A resposta emocional do Renan Santos em sua live — repleta de memórias pessoais, confissões íntimas e frases como “meu irmão me salvou da depressão” — não responde à questão central: por que, mesmo após tanta crítica ao sistema, aceitaram embarcar nele com tanto gosto? Não se trata de quem ajudou quem na infância, mas de quem está se ajudando com dinheiro público hoje.
Já Kim Kataguiri, na tentativa de se isentar, parece mais ofendido com o termo “mamador” do que preocupado em esclarecer os fatos. Sua defesa gira em torno do argumento de que, como abriu mão de salários e verbas, então estaria isento de qualquer crítica. Mas uma coisa não exclui a outra. Ele pode, de fato, ter sido econômico como deputado. Isso não isenta o grupo do uso indevido do fundão, nem da hipocrisia de criticar publicamente algo que, nos bastidores, se usa com gosto.
O caso é emblemático porque escancara um padrão. A nova política brasileira está sendo capturada por uma geração que sabe usar as ferramentas da comunicação, mas não compreendeu — ou escolheu ignorar — os limites éticos que deveriam nortear a atuação pública. E isso é gravíssimo. Porque um corrupto velho é previsível. Mas um corrupto “moderno”, com discurso afiado, estética digital e fã-clube no YouTube, é muito mais perigoso.
O nome disso não é renovação. É sofisticação da velha política.

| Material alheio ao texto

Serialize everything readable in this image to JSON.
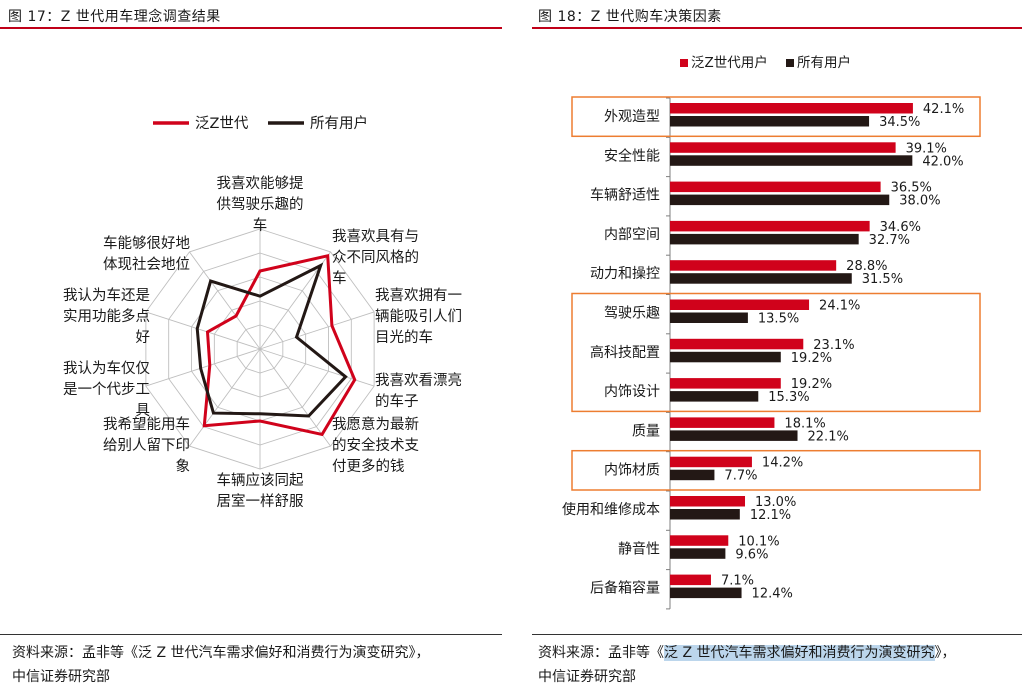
{
  "left": {
    "title": "图 17：Z 世代用车理念调查结果",
    "source_line1": "资料来源：孟非等《泛 Z 世代汽车需求偏好和消费行为演变研究》，",
    "source_line2": "中信证券研究部",
    "colors": {
      "z": "#d0021b",
      "all": "#231815",
      "grid": "#bfbfbf",
      "rule": "#c00018"
    },
    "chart_data": {
      "type": "radar",
      "axes": [
        [
          "我喜欢能够提",
          "供驾驶乐趣的",
          "车"
        ],
        [
          "我喜欢具有与",
          "众不同风格的",
          "车"
        ],
        [
          "我喜欢拥有一",
          "辆能吸引人们",
          "目光的车"
        ],
        [
          "我喜欢看漂亮",
          "的车子"
        ],
        [
          "我愿意为最新",
          "的安全技术支",
          "付更多的钱"
        ],
        [
          "车辆应该同起",
          "居室一样舒服"
        ],
        [
          "我希望能用车",
          "给别人留下印",
          "象"
        ],
        [
          "我认为车仅仅",
          "是一个代步工",
          "具"
        ],
        [
          "我认为车还是",
          "实用功能多点",
          "好"
        ],
        [
          "车能够很好地",
          "体现社会地位"
        ]
      ],
      "series": [
        {
          "name": "泛Z世代",
          "values": [
            0.65,
            0.96,
            0.63,
            0.83,
            0.88,
            0.6,
            0.79,
            0.44,
            0.46,
            0.34
          ]
        },
        {
          "name": "所有用户",
          "values": [
            0.44,
            0.86,
            0.32,
            0.75,
            0.69,
            0.54,
            0.66,
            0.52,
            0.55,
            0.7
          ]
        }
      ],
      "rlim": [
        0,
        1
      ],
      "grid": true,
      "legend": "top"
    }
  },
  "right": {
    "title": "图 18：Z 世代购车决策因素",
    "source_prefix": "资料来源：孟非等《",
    "source_highlight": "泛 Z 世代汽车需求偏好和消费行为演变研究",
    "source_suffix": "》，",
    "source_line2": "中信证券研究部",
    "colors": {
      "z": "#d0021b",
      "all": "#231815",
      "box": "#ed7d31",
      "axis": "#7f7f7f"
    },
    "chart_data": {
      "type": "bar",
      "orientation": "horizontal",
      "categories": [
        "外观造型",
        "安全性能",
        "车辆舒适性",
        "内部空间",
        "动力和操控",
        "驾驶乐趣",
        "高科技配置",
        "内饰设计",
        "质量",
        "内饰材质",
        "使用和维修成本",
        "静音性",
        "后备箱容量"
      ],
      "series": [
        {
          "name": "泛Z世代用户",
          "values": [
            42.1,
            39.1,
            36.5,
            34.6,
            28.8,
            24.1,
            23.1,
            19.2,
            18.1,
            14.2,
            13.0,
            10.1,
            7.1
          ]
        },
        {
          "name": "所有用户",
          "values": [
            34.5,
            42.0,
            38.0,
            32.7,
            31.5,
            13.5,
            19.2,
            15.3,
            22.1,
            7.7,
            12.1,
            9.6,
            12.4
          ]
        }
      ],
      "value_labels": [
        [
          "42.1%",
          "39.1%",
          "36.5%",
          "34.6%",
          "28.8%",
          "24.1%",
          "23.1%",
          "19.2%",
          "18.1%",
          "14.2%",
          "13.0%",
          "10.1%",
          "7.1%"
        ],
        [
          "34.5%",
          "42.0%",
          "38.0%",
          "32.7%",
          "31.5%",
          "13.5%",
          "19.2%",
          "15.3%",
          "22.1%",
          "7.7%",
          "12.1%",
          "9.6%",
          "12.4%"
        ]
      ],
      "xlim": [
        0,
        55
      ],
      "legend": "top",
      "highlight_groups": [
        [
          0,
          0
        ],
        [
          5,
          7
        ],
        [
          9,
          9
        ]
      ]
    }
  }
}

E se alguém ainda acha que tudo isso é exagero, basta inverter os personagens. Imagine se os R$ 86 mil fossem pagos a uma produtora do irmão de um petista. Imagine se a mãe de um militante do PSOL fosse secretária-geral de um partido, morando em outro estado. Imagine se um deputado de esquerda usasse R$ 200 mil do fundão para impulsionar seu Instagram. Estaríamos vendo vídeos indignados do MBL, editoriais inflamados e hashtags nas redes. Mas agora, como são eles os protagonistas, tudo vira drama existencial e discurso emocional.
Essa é a verdade nua e crua: o MBL caiu. Caiu em contradição, caiu em incoerência, caiu na velha tentação do poder. E não será com vídeos bem produzidos, nem com cursos online de “narrativas” que vão se redimir. Porque credibilidade, meu caro, não se reconstrói com estética. Se reconstrói com caráter.